# Lighting Options - 25g Cube!



## Jdinh04 (Oct 7, 2004)

Before I go all out and waste money when I don't have to, I would like to hear some advices and opinions on lighting choices. As you can see, I am going to be setting up a 25g cube, the dimensions are 18"x18"x18" which is a 50g breeder sliced in half! I am in no rush to set up this tank, so the setup will take a while until I get everything sorted out.

Here is the lighting option that I had in mind;

2x 36watt AH Supply Bright Kit - $62.99
1x 36watt 6,700k Bulb - $15.99
1x 36watt 10,000k Bulb - $16.99

This fixture will give me a total of 72 watts, thus 2.88 watts per gallon. 

I don't want to spend too much money on this setup, so any resources to good deals would be appreciated. Also please list any other lighting options that you might think would do well on this tank.

Thanks for looking!


----------



## dennis (Mar 1, 2004)

Personally I would go with a 20" Coralife or Current 2x36/40 watt fixture. The price will be the same in the end and you won't have to custom make a hood. AH Supply are very good and generally I would recommend them, but this time.... I don't know.

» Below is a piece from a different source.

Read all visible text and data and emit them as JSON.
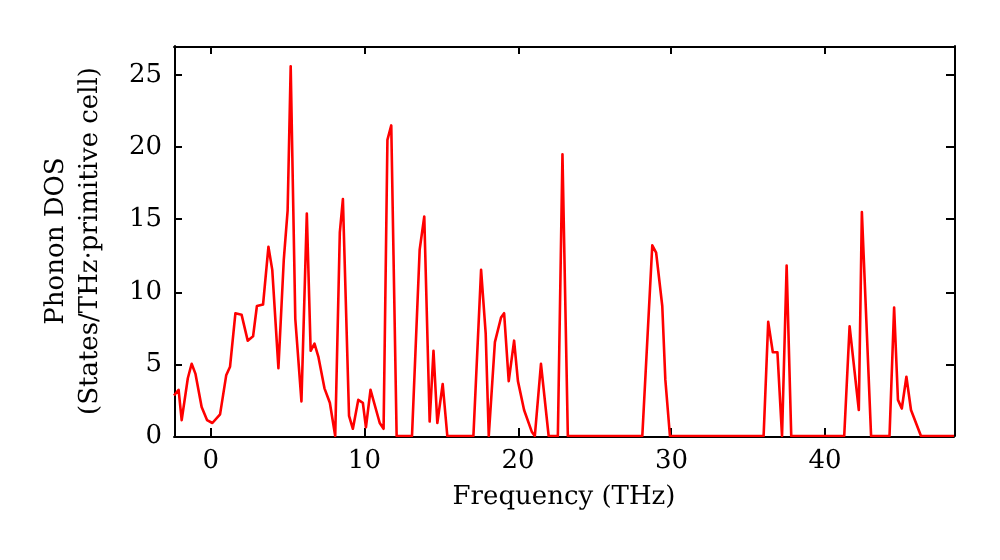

A 70 or 150watt HQI setup would be perfect also. There are some great threads in the DIY section for DIY a MH setup for about $100, IIRC. Also in your budget. If your really into DIY and really on a budget, a $15 shipped Advance Centium ballast with power up to 2x55watt PC or T5HO and a white painted hood would probably still be sufficient, or you could splurge and but the AH reflector and look for deals on the endcaps and wire...

Good luck.


----------



## hoppycalif (Apr 7, 2005)

With an 18" cube tank I would be very inclined to get a pendant MH light. It is always a problem to work inside the tank without a light being on. If you have a canopy light you almost have to remove it to work inside the tank, leaving you working in relative dark. With a pendant, at worst you just have to raise it more for access, but leaving excellent lighting for working in the tank. A simple thing like cleaning the inside of the glass gets to be nearly impossible to do thoroughly without a light on, and planting is much easier with light. Another reason for using the pendant is the ease of reducing the light intensity by simply raising it.

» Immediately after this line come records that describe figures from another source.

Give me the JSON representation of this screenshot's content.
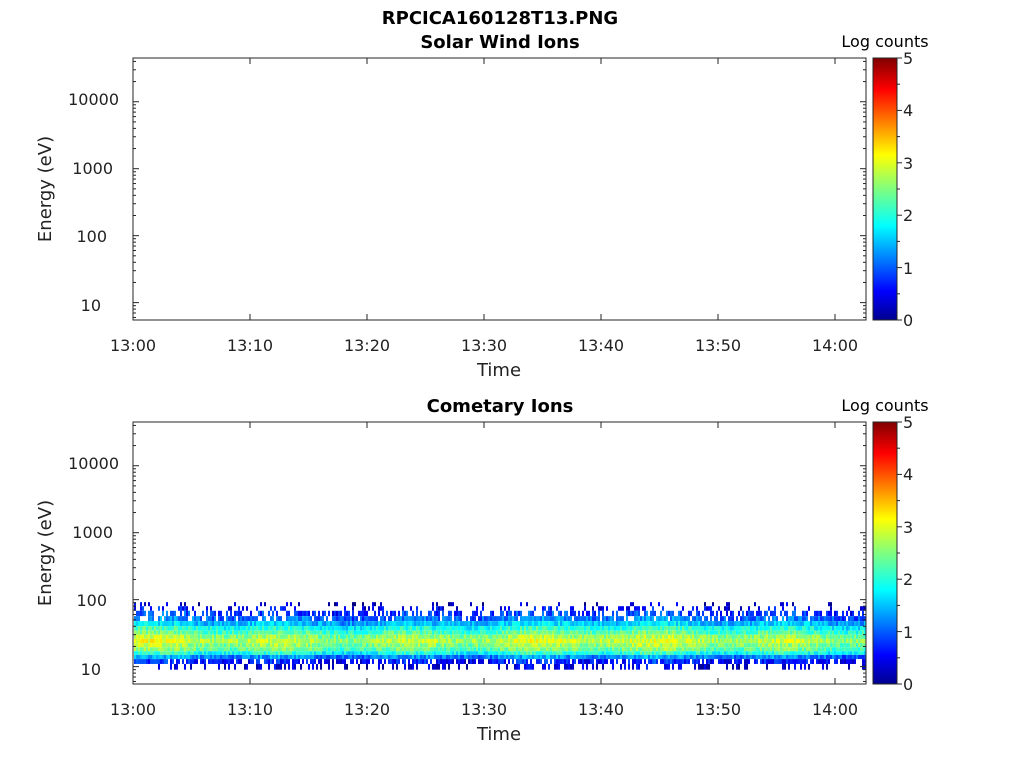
{
  "figure_title": "RPCICA160128T13.PNG",
  "chart_data": [
    {
      "type": "heatmap",
      "title": "Solar Wind Ions",
      "xlabel": "Time",
      "ylabel": "Energy (eV)",
      "x_ticks": [
        "13:00",
        "13:10",
        "13:20",
        "13:30",
        "13:40",
        "13:50",
        "14:00"
      ],
      "x_range": [
        "13:00",
        "14:03"
      ],
      "y_scale": "log",
      "y_ticks": [
        "10",
        "100",
        "1000",
        "10000"
      ],
      "y_range": [
        5.5,
        45000
      ],
      "colorbar": {
        "label": "Log counts",
        "ticks": [
          "0",
          "1",
          "2",
          "3",
          "4",
          "5"
        ],
        "range": [
          0,
          5
        ],
        "colormap": "jet"
      },
      "data_present": false
    },
    {
      "type": "heatmap",
      "title": "Cometary Ions",
      "xlabel": "Time",
      "ylabel": "Energy (eV)",
      "x_ticks": [
        "13:00",
        "13:10",
        "13:20",
        "13:30",
        "13:40",
        "13:50",
        "14:00"
      ],
      "x_range": [
        "13:00",
        "14:03"
      ],
      "y_scale": "log",
      "y_ticks": [
        "10",
        "100",
        "1000",
        "10000"
      ],
      "y_range": [
        5.5,
        45000
      ],
      "colorbar": {
        "label": "Log counts",
        "ticks": [
          "0",
          "1",
          "2",
          "3",
          "4",
          "5"
        ],
        "range": [
          0,
          5
        ],
        "colormap": "jet"
      },
      "data_present": true,
      "energy_profile": {
        "energy_eV": [
          85,
          75,
          62,
          52,
          44,
          37,
          32,
          28,
          24,
          21,
          18,
          16,
          14,
          12,
          10
        ],
        "log_counts": [
          0.3,
          0.6,
          0.9,
          1.2,
          1.6,
          2.0,
          2.3,
          2.6,
          2.8,
          2.6,
          2.4,
          2.0,
          1.3,
          0.7,
          0.4
        ],
        "presence": [
          0.15,
          0.3,
          0.55,
          0.85,
          1.0,
          1.0,
          1.0,
          1.0,
          1.0,
          1.0,
          1.0,
          1.0,
          1.0,
          0.8,
          0.35
        ]
      }
    }
  ]
}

I now use 72 watts of light for a 45 gallon tank vs. the 110 watts I used to use. I can't see any difference in the tank except that growth seems a bit slower. We really don't need as much light as most of us wanted when we started our tanks.


----------



## eklikewhoa (Jul 24, 2006)

70w MH Viper clamp on fixture......on sale at drsfostersmith.com


----------



## Jdinh04 (Oct 7, 2004)

I have thought about it, and I think that in the long run the 2x 36watt Bright Kit would be best for me. I am also thinking about having a stand and canopy made for this tank as well. 

Thank you guys for all the suggestions and hopefully I can get this tank set up as soon as possible.


----------



## Jdinh04 (Oct 7, 2004)

I'm back at this again! Decided that i'm not too sure about the AH Supply Bright kit. After reading through some of the posts, i'm leaving towards a pendant. 

Any specific brands out there that I may want to take a look at?


----------